Название романа Александра Потемкина, не украшенное никакими характеристиками, абсолютно не рыночное, звучит жестко, как выстрел — «Я». Герой, и только один герой, выбран и поставлен в центр. Все, что будет происходить в романе — будет всегда втягиваться в этот центр, в «я» Василия Караманова. Роман так и строится — как напряженное осознание героем себя, как концептуальные поиски, как рефлексия сознания, что в русском читателе отзывается напоминанием о западной экзистенциальной тенденции — с одной стороны, а с другой — о культурных «кодах» нашей отечественной интеллектуальной традиции. Говорить о «кодах» представляется более точным именно потому, что Достоевский, космист и «воскрешитель предков» Федоров, ницшеанский «сверхчеловек» присутствуют в сознании героя не в их собственной полноте, но именно как код-выборка, которая произведена новыми реалиями нового века. Они присутствуют как отражения, указания-символы, совокупный миф о «слезинке ребенка», о «подпольном человеке», о «новом сознании» «настоящего человека». Но Александр Потемкин чаще занимает контр-позицию по отношению к прирученным и массово-освоенным мифам. Начнем со «слезинки ребенка».
Его рыжий, рано осиротевший, помещенный в детдом, а потом в колонию герой выписан так, что говорить, о «слезинки ребенка» в падшем мире, не стоящим этой «слезинки» — говорить о ней уже просто неловко, потому как ребенок вообще больше ничего не стоит в этом мире. И миру, который швырял в Ваську брезгливыми злобными словами «презренный мальчишка», «гаденыш», «паршивец», и людям, которые издевались над ним и унижали в колонии, он отвечал не «слезинкой». Он, видя человеческие проявления в основном как зоологические; он, узнавший первую ласку от лизнувшей его собаки, прижавшейся к его худому детскому телу — он стал стремительно освобождаться «от тягостной мысли о собственном человеческом происхождении», стал понимать себя другим, чем «те люди», его окружавшие.

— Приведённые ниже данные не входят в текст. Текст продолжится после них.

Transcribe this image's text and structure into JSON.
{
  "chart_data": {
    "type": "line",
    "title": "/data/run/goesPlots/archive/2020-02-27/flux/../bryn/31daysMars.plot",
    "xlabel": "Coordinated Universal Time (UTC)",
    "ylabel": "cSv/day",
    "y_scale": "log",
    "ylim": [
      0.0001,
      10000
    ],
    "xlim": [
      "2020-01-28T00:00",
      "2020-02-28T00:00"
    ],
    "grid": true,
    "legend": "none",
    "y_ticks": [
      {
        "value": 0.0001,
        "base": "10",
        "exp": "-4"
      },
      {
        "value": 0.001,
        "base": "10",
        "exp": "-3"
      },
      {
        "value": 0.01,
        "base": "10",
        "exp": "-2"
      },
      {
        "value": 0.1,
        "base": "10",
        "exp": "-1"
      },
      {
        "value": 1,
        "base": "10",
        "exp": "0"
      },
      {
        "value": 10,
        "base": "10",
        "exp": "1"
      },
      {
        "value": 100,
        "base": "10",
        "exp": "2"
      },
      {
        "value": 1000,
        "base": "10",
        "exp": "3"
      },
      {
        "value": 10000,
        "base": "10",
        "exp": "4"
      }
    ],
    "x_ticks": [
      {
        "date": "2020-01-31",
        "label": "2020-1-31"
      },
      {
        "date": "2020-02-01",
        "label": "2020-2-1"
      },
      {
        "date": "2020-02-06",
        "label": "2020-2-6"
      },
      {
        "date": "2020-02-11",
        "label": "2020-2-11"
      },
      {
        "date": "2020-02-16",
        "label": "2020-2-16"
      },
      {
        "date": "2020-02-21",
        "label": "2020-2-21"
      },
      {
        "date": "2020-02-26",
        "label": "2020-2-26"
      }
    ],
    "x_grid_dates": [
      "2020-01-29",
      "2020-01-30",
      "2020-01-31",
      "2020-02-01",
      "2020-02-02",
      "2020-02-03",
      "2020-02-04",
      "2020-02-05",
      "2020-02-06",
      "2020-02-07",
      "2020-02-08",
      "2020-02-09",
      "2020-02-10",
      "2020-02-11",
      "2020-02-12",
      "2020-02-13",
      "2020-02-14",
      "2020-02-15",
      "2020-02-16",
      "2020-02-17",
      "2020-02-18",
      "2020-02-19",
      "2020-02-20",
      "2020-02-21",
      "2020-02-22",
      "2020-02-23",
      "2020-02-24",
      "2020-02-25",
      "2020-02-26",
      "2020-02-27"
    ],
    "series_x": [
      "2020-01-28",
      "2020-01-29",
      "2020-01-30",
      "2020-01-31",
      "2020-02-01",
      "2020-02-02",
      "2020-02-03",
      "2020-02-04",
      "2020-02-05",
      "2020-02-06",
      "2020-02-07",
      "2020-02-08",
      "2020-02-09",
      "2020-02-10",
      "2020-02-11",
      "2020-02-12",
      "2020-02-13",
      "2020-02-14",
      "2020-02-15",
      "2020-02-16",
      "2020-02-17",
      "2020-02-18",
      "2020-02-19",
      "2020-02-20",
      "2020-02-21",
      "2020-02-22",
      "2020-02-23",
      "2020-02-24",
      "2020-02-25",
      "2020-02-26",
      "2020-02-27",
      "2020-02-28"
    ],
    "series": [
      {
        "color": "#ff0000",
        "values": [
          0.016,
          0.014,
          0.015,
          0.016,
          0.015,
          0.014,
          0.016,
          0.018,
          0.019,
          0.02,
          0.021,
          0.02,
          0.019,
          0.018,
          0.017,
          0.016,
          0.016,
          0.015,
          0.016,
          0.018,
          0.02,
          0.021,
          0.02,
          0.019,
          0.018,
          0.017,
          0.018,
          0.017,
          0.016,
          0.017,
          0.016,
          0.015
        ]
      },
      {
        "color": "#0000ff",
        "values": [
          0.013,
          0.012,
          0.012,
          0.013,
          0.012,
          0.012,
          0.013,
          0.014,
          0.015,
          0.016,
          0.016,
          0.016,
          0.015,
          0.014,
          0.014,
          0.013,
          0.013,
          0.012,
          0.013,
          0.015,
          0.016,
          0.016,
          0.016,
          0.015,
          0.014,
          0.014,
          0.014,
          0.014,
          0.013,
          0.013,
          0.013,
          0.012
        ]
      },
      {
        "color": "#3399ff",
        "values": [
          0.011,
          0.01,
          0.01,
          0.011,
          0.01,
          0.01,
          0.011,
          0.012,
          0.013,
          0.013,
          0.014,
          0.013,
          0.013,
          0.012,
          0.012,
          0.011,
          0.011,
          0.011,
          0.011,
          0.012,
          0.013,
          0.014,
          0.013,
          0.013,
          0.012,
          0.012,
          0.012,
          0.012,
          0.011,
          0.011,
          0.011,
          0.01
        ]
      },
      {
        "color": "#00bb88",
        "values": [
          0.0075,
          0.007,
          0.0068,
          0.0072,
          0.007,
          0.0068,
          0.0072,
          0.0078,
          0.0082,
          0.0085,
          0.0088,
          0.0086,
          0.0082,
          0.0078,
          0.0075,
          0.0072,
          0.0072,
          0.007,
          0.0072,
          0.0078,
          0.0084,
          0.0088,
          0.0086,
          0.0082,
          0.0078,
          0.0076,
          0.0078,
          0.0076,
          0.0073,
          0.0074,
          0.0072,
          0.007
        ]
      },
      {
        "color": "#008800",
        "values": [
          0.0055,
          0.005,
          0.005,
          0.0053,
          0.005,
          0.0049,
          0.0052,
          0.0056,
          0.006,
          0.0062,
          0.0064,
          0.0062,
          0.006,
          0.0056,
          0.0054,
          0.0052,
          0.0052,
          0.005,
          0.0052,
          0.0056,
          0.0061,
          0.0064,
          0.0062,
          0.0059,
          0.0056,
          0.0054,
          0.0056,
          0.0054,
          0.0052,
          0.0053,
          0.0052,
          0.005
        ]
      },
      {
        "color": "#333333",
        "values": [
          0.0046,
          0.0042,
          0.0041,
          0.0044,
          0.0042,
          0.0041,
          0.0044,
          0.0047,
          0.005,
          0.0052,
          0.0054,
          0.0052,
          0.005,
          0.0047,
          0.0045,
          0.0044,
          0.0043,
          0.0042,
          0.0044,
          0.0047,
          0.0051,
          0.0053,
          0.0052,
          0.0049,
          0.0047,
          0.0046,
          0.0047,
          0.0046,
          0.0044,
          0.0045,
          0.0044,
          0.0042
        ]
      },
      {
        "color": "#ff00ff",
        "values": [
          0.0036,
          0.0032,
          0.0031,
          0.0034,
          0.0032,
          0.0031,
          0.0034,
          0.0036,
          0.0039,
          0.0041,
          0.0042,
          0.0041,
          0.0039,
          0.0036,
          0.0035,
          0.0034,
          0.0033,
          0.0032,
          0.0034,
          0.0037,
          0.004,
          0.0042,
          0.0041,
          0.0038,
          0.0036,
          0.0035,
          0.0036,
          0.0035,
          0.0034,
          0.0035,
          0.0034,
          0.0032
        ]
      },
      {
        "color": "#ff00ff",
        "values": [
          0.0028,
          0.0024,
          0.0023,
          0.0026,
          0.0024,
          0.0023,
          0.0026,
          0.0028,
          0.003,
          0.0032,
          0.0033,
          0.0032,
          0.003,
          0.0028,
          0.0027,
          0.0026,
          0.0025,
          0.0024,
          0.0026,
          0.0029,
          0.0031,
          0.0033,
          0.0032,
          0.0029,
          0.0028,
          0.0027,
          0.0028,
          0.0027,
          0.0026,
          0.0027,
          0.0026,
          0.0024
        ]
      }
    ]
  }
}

Вообще в первой части романа, где речь идет о Ваське-мальчишке и подростке даны такие скорбные картины жизни, что неприятие такой жизни и такого мира людей неизбежно вело не просто к одиночеству, но к поиску героем своего «нечеловеческого статуса» («Я не человек», если те, что рядом — это и есть человеки). И главное направление этого поиска мы попытаемся обозначить и рассмотреть — пока же отметим, что внутренней необходимостью для героя станут не поиски диалога (снова контр-позиция по отношению к «усвоенной» и сто раз «пережеванной» диалогичности Достоевского) с другими, но бесконечное собеседование с самим собой. Собственно читательское следование за героем романа превращается волей автора в погружение в его сознание.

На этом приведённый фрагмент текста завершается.